Zum zweiten Mal in Folge lieferten die Piraten vor heimischer Kulisse ein packendes und mitreißendes Spiel ab. In fünf spannenden und kampfbetonten Sätzen fehlte am Ende nur eins noch: ein Sieg. Trotz dieser erneuten 2:3-Niederlage gingen Spieler und Trainer zwar nicht überglücklich aber dennoch nicht unzufrieden vom Feld. Letztlich wäre auch für die ebenbürtigen Piraten der Erfolg verdient gewesen, doch im Tie-Break fehle einfach ein Quäntchen Glück, Cleverness oder auch Durchschlagskraft. Das liegt ganz im Ermessen des Betrachters. Unstrittig bleibt in jedem Fall, dass zweimal innerhalb von drei Tagen gegen zwei auf unterschiedliche Art sehr starke Kontrahenten ein Erfolg in unmittelbarer Reichweite war. – Das macht Mut für kommende Aufgaben.

Den besseren Start legten aber die Gäste hin. Stetiger Druck im Aufschlag und gnadenlose Angriffe vor allem vom Dürener Diagonalspieler Gevert sorgten im Spergauer Abwehrriegel häufig für Unordnung und ließen nach vorn nur wenige Entfaltungsoptionen. Erst nach und nach stellte sich die Defensive etwas besser auf die variablen Angriffe ein und konnte den Grundstein für einige erfolgreiche Gegenangriffe legen. Dennoch reichte es nur für 21 Punkte in Satz eins.
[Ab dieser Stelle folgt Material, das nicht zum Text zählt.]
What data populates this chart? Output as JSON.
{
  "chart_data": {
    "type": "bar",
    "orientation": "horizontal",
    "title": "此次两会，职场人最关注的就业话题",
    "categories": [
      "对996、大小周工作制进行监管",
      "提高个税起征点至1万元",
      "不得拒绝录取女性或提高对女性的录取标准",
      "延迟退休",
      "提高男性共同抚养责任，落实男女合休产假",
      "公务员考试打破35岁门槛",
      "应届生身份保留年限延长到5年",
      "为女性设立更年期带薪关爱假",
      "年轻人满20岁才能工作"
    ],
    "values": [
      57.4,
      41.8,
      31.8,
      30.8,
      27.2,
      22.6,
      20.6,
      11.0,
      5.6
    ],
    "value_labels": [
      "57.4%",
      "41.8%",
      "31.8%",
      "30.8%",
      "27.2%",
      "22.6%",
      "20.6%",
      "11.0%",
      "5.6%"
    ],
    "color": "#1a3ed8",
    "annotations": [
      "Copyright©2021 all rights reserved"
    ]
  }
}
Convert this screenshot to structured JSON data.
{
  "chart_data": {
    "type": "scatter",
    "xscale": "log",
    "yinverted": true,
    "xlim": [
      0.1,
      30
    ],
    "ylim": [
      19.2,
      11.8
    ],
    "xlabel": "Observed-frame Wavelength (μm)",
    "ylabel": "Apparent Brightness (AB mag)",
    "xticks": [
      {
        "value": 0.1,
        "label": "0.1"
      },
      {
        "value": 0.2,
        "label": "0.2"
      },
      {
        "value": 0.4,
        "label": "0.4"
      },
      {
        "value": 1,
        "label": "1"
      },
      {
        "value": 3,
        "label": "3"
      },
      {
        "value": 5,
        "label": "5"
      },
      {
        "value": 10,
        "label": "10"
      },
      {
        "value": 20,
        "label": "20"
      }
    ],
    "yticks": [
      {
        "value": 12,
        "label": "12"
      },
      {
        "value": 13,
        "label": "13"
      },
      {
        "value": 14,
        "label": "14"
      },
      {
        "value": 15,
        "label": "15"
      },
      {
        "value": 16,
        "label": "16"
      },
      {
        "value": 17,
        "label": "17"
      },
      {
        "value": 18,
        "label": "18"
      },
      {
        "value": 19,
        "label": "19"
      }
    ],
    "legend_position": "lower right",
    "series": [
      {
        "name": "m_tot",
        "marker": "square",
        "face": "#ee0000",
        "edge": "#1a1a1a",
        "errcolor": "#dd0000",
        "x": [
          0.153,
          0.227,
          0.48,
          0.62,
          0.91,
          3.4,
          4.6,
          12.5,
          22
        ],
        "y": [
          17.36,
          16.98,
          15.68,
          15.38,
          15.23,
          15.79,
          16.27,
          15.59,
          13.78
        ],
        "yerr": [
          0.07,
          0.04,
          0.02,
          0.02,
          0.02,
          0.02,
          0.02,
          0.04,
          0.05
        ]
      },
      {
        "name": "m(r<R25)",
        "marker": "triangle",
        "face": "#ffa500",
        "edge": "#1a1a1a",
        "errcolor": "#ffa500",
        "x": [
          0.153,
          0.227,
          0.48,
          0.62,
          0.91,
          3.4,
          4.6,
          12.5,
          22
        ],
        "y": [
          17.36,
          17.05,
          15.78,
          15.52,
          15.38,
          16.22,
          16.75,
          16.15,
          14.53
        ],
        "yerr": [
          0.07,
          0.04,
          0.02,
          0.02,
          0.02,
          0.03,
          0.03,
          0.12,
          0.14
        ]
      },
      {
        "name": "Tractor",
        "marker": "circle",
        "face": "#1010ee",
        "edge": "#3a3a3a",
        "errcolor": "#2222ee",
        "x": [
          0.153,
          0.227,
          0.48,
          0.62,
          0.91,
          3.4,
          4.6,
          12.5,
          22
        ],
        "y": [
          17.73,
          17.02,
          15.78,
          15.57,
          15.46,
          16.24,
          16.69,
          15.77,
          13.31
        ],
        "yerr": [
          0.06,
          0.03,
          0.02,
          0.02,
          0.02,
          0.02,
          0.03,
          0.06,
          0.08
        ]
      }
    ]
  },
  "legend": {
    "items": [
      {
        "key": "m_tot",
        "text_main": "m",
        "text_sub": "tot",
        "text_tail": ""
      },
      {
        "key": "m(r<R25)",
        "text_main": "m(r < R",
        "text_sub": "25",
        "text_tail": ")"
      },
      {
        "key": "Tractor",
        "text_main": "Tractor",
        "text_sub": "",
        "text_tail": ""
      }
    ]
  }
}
Mit dem sichern Gefühl, durchaus auf Schlagdistanz zu sein, verstärkten die Piraten in Runde zwei und drei noch einmal ihr Engagement und Einsatzbereitschaft und drängten die Dürener Gäste mehr und mehr in die Defensive. Honoriert von den begeisterten Fans erkämpften sich die Piraten bis zur zweiten technischen Auszeit ein 2-Punktepolster und ließen bis zum 25:23-Satzausgleich nichts mehr anbrennen.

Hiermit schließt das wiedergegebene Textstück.